La verdadera felicidad es darse cuenta que los ricos no son importantes para el planeta. Uno es feliz sí sabe vivir, sobre todo para los demás. Ahí radica la verdadera reforma social que el mundo necesita, sólo se puede redimir a las clases inferiores de la miseria, desde la donación de la persona, sea rica o sea pobre, da igual. Lo fundamental es hacer felices a los que nos rodean, a los nuestros y a los que no son de los nuestros. Por eso, hace tiempo que me interesan las miradas, mucho más que el abecedario de las palabras, puesto que son el lenguaje del alma. Un amor con hechos siempre parte del corazón. El primer beso siempre es visual. Se dice que todo entra por los ojos, el desánimo también. Y es ahí, en ese desfallecimiento de la persona, donde cada uno de nosotros podemos (y debemos) intervenir. Las penas compartidas siempre se sobrellevan mejor. Lo nefasto de la situación es que nadie quiere compartir nada con nadie. Que se lo digan a esas masas de refugiados árabes que encuentran las puertas europeas cerradas, porque el egoísmo nacional es el que impera, en lugar del apoyo a las revueltas democráticas como se dice con la boca llena de retóricas palabras, que no pasan de ser una tomadura de pelo y, por consiguiente, una decepción más.

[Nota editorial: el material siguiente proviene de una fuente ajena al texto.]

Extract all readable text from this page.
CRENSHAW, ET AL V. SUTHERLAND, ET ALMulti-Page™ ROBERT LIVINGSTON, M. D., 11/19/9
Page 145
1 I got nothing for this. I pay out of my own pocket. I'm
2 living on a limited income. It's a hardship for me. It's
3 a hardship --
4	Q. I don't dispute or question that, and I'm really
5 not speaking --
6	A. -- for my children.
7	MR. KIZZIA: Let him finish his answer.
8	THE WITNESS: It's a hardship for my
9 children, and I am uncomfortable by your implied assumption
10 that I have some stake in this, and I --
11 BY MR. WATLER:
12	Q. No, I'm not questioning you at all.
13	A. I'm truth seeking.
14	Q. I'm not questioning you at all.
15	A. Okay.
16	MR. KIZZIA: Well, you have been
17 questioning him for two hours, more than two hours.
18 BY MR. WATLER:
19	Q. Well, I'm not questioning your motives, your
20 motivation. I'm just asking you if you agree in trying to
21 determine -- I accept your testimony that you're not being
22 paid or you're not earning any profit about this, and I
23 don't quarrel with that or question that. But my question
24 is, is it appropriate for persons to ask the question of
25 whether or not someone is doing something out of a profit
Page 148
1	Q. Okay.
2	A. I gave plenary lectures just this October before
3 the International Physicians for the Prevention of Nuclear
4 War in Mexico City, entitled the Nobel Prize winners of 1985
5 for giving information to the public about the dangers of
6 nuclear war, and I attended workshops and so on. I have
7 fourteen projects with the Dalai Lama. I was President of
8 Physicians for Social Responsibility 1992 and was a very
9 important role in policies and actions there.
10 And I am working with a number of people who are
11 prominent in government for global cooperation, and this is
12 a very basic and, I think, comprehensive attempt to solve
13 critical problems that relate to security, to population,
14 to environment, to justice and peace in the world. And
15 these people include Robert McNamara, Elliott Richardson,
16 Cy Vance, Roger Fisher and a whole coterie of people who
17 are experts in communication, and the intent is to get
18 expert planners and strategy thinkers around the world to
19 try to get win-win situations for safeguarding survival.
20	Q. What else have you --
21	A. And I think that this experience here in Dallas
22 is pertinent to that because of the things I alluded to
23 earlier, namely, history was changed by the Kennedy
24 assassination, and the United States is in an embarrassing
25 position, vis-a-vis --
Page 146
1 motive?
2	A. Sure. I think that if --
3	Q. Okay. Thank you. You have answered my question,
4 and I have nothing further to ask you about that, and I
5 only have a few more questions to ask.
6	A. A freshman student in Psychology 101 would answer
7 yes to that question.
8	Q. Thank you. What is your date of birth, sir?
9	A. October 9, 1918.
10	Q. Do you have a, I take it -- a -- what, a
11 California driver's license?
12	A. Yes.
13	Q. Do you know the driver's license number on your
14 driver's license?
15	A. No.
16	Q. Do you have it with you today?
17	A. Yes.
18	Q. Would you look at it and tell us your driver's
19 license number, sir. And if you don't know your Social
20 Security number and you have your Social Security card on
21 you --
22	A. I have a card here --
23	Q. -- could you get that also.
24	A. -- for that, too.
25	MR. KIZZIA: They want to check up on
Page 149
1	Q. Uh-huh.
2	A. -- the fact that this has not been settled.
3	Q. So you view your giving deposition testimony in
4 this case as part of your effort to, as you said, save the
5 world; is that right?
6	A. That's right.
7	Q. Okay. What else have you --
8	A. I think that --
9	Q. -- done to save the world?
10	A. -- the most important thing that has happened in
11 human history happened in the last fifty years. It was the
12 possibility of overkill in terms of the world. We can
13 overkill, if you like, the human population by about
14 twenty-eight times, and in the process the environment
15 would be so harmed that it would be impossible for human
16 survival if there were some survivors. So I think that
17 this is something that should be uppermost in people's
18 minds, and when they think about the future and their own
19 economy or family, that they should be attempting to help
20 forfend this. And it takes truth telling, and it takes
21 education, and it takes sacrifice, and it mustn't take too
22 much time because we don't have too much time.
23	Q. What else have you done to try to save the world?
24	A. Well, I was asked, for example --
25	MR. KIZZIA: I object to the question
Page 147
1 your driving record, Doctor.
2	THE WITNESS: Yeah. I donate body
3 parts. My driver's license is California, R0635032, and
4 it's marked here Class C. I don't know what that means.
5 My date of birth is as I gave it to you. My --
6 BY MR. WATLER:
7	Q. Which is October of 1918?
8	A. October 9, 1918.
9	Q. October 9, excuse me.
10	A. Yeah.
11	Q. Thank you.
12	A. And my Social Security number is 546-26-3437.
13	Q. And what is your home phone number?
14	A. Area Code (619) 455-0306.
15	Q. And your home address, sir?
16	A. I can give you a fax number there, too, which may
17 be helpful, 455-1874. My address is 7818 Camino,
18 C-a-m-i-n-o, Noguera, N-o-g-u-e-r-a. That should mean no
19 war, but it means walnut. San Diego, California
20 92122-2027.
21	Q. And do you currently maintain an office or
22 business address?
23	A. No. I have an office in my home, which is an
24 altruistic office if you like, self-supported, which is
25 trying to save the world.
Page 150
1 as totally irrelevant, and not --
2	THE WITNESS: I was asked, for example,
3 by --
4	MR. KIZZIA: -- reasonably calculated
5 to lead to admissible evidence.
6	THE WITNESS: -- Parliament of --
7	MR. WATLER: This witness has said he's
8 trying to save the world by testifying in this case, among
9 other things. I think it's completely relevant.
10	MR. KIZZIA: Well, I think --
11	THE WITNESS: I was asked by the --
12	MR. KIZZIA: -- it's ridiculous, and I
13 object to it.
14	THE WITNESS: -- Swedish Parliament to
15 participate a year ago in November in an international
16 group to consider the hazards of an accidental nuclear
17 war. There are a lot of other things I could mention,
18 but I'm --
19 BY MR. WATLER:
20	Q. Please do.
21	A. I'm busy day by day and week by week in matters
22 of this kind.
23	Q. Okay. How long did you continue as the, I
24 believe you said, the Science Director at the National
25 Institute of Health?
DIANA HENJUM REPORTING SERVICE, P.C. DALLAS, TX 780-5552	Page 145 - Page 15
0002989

Esta sí que es una auténtica procesión de dolor, sólo hay que observar la mirada de estas gentes desesperadas, que deambulan de acá para allá, sin encontrar cobijo. Como si no fueran de Dios. Quizás lo sean más que nosotros, los que vivimos en el mundo de la opulencia. Abramos el corazón a sus lágrimas. Bebamos parte de sus lágrimas que son parte de nuestra culpa. Es necesario acoger a quien quiere entrar en nuestro hábitat. Por supuesto, respetando las reglas. No es cuestión de caridad, sino de derechos humanos. Tampoco depende de que el país sea rico o pobre, la pobreza subsiste por la discriminación y el acceso desigual a los recursos. Hay personas que jamás han tenido oportunidades de empleo y trabajo decente. Muchos sobreviven en la economía sumergida. Otros ni pueden sobrevivir porque tienen los días contados. Frente a esta desoladora estampa, deberíamos preguntarnos: ¿Por qué no se derriban las barreras que impiden a los pobres salir de su estado de pobreza? Se habla de la opción preferencial por los pobres, pero no pasa de ser una mera declaración de intenciones. A los pobres se les sigue humillando por doquier y, la pobreza, continua siendo causa de sufrimientos intolerables que hemos de combatir con dureza. Por otra parte, qué bueno sería que los ricos tuviesen una pobreza para abrazar, o sea, una invitación a una vida más generosa, que evite el derroche y respete el medio ambiente.